Strapi is compatible with any front-end strategy; whether it's Angular, Backbone, Ember, iOS, Android, Windows Phone, or something else that hasn't been invented yet.

Plus it's easy to serve up the same API to be consumed by another web service or community of developers.

Convention over configuration

Convention over configuration is a consistent approach makes developing applications more predictable and efficient for everybody involved.

If anyone on your team has worked with frameworks, Strapi will feel pretty familiar. Not only that, but they can look at a Strapi project and know, generally, how to code up the basic patterns they've implemented over and over again in the past; whether their background. What about your second application, or your third? Each time you create a new Strapi application, you start with a sane, familiar boilerplate that makes you more productive.

Configuration files give you extra opportunities for human error.

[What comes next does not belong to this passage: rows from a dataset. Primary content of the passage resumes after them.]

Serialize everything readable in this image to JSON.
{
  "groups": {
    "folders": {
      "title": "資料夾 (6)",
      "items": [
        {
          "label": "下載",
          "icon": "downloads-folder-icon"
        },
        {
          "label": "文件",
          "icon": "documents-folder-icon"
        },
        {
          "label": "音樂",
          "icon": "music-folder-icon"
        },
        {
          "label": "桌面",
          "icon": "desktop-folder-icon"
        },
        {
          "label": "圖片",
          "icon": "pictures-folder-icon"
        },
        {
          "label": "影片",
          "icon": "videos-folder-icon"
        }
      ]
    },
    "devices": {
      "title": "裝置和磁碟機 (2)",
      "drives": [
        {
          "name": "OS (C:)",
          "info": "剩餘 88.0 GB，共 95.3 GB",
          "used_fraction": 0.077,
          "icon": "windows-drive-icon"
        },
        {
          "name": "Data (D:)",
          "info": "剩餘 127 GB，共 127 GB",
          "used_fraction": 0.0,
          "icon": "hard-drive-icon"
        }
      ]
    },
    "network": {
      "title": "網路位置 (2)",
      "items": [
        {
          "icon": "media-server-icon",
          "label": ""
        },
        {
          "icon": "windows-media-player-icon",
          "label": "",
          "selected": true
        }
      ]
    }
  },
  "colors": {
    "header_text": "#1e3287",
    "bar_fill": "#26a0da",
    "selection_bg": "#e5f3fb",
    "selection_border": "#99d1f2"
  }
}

In many cases, you'll even be able to recycle some of your code.

Error Handling

By default outputs all errors to stderr unless NODE_ENV is test. To perform custom error-handling logic such as centralized logging you can add an "error" event listener:

strapi.app.on('error', function (err) {
  strapi.log.error('server error', err);
});

If an error in the req/res cycle and it is not possible to respond to the client, the Context instance is also passed:

strapi.app.on('error', function (err, ctx) {
  strapi.log.error('server error', err, ctx);
});

When an error occurs and it is still possible to respond to the client, aka no data has been written to the socket, Strapi will respond appropriately with a 500 "Internal Server Error". In either case an app-level "error" is emitted for logging purposes.

Different environments

Strapi has built in support for the idea of having a different set of settings for each environment. Real applications have this too, but often the framework around them doesn't accommodate it and you end up having to swap configuration files in and out to achieve the same effect.

Loose coupling

Strapi is flexible enough to allow you to explore and create when you have the time to but also provides automation tools when you don't.